Brief Overview of Bias Due to Misclassification

Misclassified Exposures

When an effect exists, simulation studies have shown that absolutely nondifferential misclassification of a binary exposure will, on average, bias the estimate of effect towards the null [1]. Researchers often rely on this knowledge and make the assumption that the observed effect is, at worst, an under-estimate of the true effect given nondifferential misclassification of the exposure. The exceptions to this rule of thumb are less well known. If the exposure is polytomous (i.e., is categorized in more than two levels), the bias from nondifferential misclassification could be in either direction [2]. Nor is bias toward the null guaranteed if the misclassification is related to errors in other variables or if there are other sources of systematic error (e.g., selection bias or confounding) in exposure classification [3]. In the unlikely event that each level of exposure is misclassified beyond what would be expected if exposure had been randomly assigned, the bias could remove or even reverse (i.e., beyond the null) the appearance of an association. Of course, exposure misclassification that differs by outcome status (differential) can bias in any direction.

Misclassified Outcomes

In most cases, nondifferential misclassification of a binary outcome will also result in bias toward the null. However, there are some exceptions to this general rule where disease misclassification is not expected to produce bias. Given perfect specificity (i.e., no false positives) and nondifferential misclassification of disease due only to low sensitivity, the risk ratio will be unbiased in expectation; however, the risk difference will be biased toward the null to the degree of the sensitivity (e.g., if the sensitivity is 80 %, the expected risk difference value will be 80 % of the true risk difference). In this situation, odds ratios and rate ratios will also be biased toward the null. If the outcome is rare in all exposure groups, the odds ratio will approximate the risk ratio and the estimate will be unbiased [3]; similarly, if the impact of misclassification on person-time is negligible, the rate ratio will be unbiased [4].

Misclassified Confounders

Misclassification of a confounder leads to an estimated measure of effect that is biased toward the crude measure, if the misclassification is nondifferential with regard to both the exposure and the outcome and there are no other sources of error. The direction of the bias or “residual confounding” can be either away or toward the null [2]. For a binary confounder, the independent nondifferential misclassification will cause a bias in the direction of the confounding because the ability to control fully for the confounder has been reduced, resulting in a partially controlled result that lies between the crude and true values. This partial control is limited to situations where there is no qualitative interaction between the exposure and the confounder [5]. The most extreme effects of confounder misclassification are observed when the study exposure variable is weakly associated with the outcome in comparison to a stronger confounder [6, 7].
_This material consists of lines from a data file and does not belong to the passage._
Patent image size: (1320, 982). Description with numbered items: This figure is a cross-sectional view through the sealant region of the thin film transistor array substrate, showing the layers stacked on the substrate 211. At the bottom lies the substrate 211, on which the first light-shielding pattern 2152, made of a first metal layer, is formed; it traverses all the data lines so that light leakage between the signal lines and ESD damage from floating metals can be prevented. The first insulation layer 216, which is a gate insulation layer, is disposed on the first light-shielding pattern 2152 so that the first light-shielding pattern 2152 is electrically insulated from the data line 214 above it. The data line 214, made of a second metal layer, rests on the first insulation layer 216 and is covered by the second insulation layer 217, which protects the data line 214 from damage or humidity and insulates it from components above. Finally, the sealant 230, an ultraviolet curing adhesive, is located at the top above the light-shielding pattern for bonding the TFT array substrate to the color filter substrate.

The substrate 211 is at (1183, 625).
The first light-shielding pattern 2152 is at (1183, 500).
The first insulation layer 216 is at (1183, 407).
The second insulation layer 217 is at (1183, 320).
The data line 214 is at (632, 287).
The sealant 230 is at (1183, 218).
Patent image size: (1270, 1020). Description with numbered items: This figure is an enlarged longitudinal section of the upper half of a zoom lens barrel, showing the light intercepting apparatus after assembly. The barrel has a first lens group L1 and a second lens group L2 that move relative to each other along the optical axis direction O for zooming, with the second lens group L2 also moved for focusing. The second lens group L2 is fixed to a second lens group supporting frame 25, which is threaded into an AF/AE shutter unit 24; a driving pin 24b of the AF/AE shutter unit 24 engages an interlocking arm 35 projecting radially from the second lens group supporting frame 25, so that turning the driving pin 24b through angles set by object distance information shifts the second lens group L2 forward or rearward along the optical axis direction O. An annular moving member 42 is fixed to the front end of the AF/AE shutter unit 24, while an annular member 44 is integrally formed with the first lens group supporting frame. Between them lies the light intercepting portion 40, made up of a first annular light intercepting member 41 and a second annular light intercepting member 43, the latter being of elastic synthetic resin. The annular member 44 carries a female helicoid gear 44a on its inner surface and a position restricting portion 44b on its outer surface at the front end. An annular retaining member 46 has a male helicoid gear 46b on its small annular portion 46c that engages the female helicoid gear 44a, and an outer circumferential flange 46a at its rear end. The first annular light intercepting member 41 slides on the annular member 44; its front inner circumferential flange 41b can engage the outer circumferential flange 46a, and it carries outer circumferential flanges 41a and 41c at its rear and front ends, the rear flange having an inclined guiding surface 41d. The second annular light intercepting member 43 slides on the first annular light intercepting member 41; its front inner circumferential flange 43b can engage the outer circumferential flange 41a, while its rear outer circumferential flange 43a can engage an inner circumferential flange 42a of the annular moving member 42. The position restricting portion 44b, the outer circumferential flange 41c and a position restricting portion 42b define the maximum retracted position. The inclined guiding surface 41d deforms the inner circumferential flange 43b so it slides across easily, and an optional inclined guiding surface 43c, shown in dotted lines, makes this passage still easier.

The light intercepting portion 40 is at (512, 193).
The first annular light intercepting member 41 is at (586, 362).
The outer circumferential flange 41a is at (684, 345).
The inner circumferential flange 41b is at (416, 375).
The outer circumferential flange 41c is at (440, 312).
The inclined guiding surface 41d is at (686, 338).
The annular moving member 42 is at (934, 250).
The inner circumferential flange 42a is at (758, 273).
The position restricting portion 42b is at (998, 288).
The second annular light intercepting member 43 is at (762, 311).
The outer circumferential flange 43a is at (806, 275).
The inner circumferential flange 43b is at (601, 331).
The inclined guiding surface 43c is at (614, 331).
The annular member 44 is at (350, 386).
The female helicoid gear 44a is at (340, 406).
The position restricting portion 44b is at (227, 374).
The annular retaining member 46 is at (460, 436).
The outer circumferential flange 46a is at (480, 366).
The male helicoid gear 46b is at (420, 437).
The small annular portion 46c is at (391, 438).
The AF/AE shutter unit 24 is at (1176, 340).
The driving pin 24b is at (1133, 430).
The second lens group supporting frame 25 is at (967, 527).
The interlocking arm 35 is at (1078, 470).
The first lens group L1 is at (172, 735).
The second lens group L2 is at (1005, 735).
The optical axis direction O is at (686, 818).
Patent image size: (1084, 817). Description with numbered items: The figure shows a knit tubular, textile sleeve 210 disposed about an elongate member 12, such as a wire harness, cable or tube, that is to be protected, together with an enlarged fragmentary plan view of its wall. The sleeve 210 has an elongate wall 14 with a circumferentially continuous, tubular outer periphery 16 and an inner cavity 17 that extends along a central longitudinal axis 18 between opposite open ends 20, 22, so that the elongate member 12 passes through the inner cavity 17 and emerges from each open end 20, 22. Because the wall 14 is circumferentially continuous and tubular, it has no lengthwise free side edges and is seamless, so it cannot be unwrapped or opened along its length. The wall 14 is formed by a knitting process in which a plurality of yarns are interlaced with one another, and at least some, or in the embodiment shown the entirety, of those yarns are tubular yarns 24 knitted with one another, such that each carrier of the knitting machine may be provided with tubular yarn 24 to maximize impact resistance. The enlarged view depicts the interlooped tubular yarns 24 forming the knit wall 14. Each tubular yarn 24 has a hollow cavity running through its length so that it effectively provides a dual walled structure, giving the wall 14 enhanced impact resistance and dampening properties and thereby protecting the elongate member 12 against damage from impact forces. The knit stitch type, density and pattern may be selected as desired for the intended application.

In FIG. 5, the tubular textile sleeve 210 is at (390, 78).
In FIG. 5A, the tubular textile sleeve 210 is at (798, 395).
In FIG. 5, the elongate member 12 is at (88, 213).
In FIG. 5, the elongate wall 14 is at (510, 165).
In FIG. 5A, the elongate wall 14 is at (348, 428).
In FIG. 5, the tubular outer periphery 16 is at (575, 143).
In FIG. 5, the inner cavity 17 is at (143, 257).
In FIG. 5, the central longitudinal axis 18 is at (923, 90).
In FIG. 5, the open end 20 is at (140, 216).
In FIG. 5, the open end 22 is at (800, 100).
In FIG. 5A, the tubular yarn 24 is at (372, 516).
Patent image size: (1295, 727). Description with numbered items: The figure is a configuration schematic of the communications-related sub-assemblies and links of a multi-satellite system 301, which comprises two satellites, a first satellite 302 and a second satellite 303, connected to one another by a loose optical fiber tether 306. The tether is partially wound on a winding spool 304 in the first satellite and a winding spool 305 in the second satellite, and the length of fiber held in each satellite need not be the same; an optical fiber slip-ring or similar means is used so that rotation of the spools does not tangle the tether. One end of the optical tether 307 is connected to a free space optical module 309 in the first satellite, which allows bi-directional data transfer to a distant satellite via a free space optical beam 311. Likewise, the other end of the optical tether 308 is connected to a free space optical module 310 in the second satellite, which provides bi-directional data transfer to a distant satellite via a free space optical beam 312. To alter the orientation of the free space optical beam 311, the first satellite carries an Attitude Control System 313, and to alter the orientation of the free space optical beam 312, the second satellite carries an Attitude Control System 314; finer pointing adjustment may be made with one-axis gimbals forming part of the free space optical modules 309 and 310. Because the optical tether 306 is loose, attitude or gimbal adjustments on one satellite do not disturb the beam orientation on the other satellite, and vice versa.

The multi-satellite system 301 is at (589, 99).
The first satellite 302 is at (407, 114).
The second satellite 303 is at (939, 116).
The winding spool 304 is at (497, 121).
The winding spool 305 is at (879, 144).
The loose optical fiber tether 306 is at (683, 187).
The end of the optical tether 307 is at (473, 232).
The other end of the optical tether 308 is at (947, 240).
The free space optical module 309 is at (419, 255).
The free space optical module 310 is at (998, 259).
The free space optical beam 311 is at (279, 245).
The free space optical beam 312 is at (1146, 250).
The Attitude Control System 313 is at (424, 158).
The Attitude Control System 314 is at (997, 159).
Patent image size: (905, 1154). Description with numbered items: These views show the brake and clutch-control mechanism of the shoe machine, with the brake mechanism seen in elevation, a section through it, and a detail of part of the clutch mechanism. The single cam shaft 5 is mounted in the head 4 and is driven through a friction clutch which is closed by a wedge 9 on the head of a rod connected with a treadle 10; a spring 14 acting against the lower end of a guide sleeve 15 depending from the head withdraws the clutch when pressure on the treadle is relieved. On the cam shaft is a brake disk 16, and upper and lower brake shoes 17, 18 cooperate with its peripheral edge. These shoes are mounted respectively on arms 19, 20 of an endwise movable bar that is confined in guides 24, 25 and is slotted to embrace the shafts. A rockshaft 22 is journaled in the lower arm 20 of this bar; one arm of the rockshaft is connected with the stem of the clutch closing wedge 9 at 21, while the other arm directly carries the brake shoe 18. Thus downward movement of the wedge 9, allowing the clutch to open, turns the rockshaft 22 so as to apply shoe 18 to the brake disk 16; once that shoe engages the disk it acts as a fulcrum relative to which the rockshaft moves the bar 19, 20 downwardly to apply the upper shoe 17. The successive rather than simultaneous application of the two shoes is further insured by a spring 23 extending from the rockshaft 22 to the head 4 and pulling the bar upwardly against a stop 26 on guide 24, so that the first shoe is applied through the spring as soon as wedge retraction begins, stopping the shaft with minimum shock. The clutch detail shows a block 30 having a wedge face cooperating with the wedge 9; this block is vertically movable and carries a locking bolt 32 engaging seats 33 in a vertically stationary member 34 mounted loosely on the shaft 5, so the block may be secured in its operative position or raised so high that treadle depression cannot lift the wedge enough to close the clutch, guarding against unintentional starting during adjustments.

Expected Bias vs. Bias of a Single Study

The conditions under which the direction of any given bias is predictable are limited and, in practice, are impossible to guarantee. Investigators need to be aware that conventional wisdom regarding the expected bias due to misclassification in various scenarios reflects an average estimated across multiple study repetitions; thus, an estimate from a single study may not follow the direction of bias according to these rules [1, 8]. In a simulation study of nondifferential misclassification, the mean result across many trials was biased toward the null, as expected, but the estimates from the individual trials were biased both away from and toward the null [1]. This highlights the importance of quantifying the impact of misclassification in each study rather than relying on the expected direction of bias.

Prescription Medications

Arguably, one of the strengths of using administrative claims to evaluate medication effects is the relatively complete nature of data regarding prescription fills. These data derive from insurance claims for medications that are filled by the patient at a community-based pharmacy. These data are generally superior to self-reported medication use (which is susceptible to recall bias) [9, 10]. In some cases, these data are also more accurate than records of physician-ordered prescriptions (which may include medications that are never obtained by the patient) [11, 12]. Nonetheless, there are a variety of circumstances in which these pharmacy claims may not reflect the actual medication exposure of patients.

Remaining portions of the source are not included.